Gradient boosting decision tree Gradient Boosting Decision Tree (GBDT) is one of the best machine learning algorithms for fitting real distributions, as it combines boosting and decision tree algorithms. The decision tree is a basic classification and regression tree algorithm (CART), which has the advantages of fast classification and visualization of the model. Boosting learns multiple classifiers by increasing and reducing the weight of the training samples, and linearly combining these classifiers to improve performance. The main idea is that each time the model is built, the gradient direction of the model loss function is established, so that the loss function decreases along the gradient direction. In summary, the GBDT algorithm uses a gradient descent algorithm to train multiple learners for complex tasks, and then combines the results of multiple learners to obtain a better classification result than it could using a single learner.

XGBoost21 XGBoost, which stands for extreme gradient boosting, is an improved form of GBDT. The traditional GBDT algorithm uses CART as the base classifier, and XGBoost also supports linear classifiers. However, the traditional GBDT algorithm only uses first-order derivative information in optimization, whereas XGBoost performs second-order Taylor expansion for minimizing the cost function, and uses first-order and second-order derivatives. To control the complexity of the model, XGBoost adds to the cost function a regularization term that contains both the number of leaf nodes of the tree and the sum of the squares of the L2 norms of each leaf node’s score output. The regularization term thus reduces the variance of the model, making the learned model simpler and preventing overfitting. XGBoost also supports column sampling in random forests, which not only reduces overfitting but also reduces computation overhead. These characteristics make XGBoost an improvement over the traditional GBDT algorithm and have made it one of the most popular machine learning algorithms.

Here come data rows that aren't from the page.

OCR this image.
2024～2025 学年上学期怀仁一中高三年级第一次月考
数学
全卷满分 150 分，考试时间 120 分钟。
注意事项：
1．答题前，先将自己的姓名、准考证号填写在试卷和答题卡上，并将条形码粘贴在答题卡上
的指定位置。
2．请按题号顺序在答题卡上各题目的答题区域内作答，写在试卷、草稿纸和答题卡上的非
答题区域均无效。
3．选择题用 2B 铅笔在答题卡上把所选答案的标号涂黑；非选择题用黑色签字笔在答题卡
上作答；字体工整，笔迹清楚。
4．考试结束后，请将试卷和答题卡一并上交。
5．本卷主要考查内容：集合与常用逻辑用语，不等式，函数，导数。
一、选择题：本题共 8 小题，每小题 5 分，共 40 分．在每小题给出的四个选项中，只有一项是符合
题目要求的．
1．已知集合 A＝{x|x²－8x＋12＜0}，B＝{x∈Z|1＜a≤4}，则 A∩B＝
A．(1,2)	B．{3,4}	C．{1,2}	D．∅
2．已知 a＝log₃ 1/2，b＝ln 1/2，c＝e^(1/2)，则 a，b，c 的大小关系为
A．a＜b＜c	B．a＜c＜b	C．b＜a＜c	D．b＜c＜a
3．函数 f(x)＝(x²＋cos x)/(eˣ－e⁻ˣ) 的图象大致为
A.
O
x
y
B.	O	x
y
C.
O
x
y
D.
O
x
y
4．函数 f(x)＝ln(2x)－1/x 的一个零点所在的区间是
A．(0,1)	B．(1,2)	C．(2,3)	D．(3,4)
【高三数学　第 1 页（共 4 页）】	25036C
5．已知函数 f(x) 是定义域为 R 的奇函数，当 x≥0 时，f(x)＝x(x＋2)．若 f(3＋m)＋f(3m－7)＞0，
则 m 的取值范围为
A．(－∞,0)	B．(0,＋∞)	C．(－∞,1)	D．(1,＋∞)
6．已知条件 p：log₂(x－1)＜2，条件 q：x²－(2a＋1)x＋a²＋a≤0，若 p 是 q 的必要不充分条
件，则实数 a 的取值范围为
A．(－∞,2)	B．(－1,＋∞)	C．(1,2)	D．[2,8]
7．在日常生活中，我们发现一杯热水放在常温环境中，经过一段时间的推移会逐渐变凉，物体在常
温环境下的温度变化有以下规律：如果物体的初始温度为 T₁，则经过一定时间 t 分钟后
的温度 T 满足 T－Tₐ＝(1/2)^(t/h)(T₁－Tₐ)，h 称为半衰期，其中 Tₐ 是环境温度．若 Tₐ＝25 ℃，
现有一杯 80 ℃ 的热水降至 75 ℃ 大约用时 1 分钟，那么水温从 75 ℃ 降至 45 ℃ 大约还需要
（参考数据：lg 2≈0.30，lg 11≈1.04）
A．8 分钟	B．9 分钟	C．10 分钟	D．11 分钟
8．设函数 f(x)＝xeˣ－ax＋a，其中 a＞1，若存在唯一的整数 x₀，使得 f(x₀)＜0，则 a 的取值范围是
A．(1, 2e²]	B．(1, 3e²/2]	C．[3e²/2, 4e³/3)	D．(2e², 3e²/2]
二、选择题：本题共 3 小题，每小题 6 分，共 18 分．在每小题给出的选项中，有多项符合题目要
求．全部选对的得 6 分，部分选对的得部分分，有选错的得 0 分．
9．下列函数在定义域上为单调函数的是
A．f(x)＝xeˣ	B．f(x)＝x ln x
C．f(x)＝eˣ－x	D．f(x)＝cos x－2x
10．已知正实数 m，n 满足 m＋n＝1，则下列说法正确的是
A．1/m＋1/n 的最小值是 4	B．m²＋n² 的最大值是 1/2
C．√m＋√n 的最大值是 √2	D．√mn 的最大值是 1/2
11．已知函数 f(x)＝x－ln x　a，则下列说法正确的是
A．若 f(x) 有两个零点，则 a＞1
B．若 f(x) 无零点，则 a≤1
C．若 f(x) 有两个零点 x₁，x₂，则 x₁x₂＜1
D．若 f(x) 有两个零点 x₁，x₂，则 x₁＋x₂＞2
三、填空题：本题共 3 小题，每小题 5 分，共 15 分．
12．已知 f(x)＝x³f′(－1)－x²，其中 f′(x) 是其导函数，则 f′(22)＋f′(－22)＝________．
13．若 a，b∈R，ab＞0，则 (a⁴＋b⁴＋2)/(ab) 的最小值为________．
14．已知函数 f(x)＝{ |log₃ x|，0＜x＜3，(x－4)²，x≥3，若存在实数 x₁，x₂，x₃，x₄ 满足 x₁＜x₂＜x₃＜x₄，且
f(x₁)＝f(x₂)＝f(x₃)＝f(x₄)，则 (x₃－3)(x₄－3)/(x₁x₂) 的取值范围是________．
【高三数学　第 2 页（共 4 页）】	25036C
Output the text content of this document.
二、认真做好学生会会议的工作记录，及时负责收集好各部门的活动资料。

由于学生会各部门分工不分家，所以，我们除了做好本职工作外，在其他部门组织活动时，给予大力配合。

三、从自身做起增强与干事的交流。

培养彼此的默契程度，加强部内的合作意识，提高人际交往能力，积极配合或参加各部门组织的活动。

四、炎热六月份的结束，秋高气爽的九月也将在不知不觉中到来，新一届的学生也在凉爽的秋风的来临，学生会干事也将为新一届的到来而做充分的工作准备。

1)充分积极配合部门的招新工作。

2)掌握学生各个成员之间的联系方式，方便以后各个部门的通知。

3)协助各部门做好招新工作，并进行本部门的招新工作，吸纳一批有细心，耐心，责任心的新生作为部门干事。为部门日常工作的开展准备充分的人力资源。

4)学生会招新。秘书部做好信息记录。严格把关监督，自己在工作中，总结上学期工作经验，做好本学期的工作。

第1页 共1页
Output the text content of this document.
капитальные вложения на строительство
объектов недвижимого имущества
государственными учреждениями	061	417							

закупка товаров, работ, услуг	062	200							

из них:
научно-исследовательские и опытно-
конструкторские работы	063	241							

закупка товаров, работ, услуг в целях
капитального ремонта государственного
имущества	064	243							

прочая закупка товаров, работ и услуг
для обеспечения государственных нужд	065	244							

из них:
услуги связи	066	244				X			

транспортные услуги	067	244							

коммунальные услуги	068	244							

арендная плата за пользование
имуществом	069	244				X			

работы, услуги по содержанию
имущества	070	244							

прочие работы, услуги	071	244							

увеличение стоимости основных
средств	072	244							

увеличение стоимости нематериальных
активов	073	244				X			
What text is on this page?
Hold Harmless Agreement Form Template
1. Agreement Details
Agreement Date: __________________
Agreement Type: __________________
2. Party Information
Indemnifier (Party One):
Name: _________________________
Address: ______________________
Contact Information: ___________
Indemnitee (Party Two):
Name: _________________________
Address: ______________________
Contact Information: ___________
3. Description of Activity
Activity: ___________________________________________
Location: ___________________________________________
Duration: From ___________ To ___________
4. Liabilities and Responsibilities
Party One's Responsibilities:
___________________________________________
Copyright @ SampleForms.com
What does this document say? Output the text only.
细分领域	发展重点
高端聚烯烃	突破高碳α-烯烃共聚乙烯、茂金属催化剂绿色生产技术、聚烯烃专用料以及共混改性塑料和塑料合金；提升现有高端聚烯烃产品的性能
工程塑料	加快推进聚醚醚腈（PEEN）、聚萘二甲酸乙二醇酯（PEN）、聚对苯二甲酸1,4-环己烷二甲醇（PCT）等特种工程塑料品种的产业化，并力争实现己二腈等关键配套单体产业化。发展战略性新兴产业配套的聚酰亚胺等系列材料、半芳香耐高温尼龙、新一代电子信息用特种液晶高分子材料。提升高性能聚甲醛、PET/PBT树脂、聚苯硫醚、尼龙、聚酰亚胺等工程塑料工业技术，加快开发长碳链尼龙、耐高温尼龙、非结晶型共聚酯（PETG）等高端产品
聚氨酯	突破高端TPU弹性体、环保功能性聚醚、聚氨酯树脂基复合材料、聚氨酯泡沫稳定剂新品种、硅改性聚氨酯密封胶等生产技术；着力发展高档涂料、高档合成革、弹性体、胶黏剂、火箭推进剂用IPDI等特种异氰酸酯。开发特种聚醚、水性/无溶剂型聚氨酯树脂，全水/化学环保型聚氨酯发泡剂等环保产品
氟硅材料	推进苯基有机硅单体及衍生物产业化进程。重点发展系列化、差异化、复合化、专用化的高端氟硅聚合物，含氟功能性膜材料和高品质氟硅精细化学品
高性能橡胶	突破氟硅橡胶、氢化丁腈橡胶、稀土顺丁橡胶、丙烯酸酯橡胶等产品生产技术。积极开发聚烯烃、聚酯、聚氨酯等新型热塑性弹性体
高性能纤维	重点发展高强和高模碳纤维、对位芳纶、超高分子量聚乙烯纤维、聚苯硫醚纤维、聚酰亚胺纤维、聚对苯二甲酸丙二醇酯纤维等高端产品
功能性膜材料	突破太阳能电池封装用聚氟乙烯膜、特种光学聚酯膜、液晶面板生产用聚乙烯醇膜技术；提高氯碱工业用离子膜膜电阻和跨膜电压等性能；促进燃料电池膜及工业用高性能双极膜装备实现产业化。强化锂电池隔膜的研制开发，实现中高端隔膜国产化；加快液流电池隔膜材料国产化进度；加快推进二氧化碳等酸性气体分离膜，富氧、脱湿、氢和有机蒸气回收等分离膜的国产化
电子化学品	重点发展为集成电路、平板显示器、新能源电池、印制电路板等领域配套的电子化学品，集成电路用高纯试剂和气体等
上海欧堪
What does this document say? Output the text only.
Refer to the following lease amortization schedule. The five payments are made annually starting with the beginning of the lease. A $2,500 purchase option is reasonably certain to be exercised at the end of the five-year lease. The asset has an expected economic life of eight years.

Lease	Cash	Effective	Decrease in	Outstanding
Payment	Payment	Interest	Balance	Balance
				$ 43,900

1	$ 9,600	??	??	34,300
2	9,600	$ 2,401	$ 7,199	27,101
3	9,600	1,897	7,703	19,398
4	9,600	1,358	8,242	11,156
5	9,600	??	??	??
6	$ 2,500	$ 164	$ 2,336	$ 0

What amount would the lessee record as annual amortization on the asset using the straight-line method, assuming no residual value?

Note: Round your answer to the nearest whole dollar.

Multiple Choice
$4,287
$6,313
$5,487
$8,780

The LR, SVM and GBDT algorithms were implemented by directly using the package in scikit-learn 0.19.17. To implement XGBoost, the XGBoost 0.82 framework was integrated with scikit-learn 0.19.1. For parameter settings, we chose L1 regularization for the LR, and linear kernel for the SVM. The parameters for the GBDT and XGBoost algorithms were set to default.

Model comparisons

To compare the performance of the LR, SVM, GBDT, and XGBoost algorithms, we used ten-fold cross-validation; that is, we randomly divided the patient data (the 75 selected features) into ten folds and conducted ten experiments. In the i-th (i = 1, …, 10) experiment, we used the i-th fold of data as the test set, and the remaining data as the training set. The mean value of the results of all experiments was computed to measure the accuracy of the algorithm. The average accuracy (ACC), sensitivity (Se), specificity (Sp), Youden index, and area under the curve (AUC) of each of the models were established by the 10-fold cross-validation.

Statement

The authors must identify the committee that approved the research. We confirm that all research was performed in accordance with relevant regulations. The institutional Ethics Committee approved the study and issued a waiver of consent.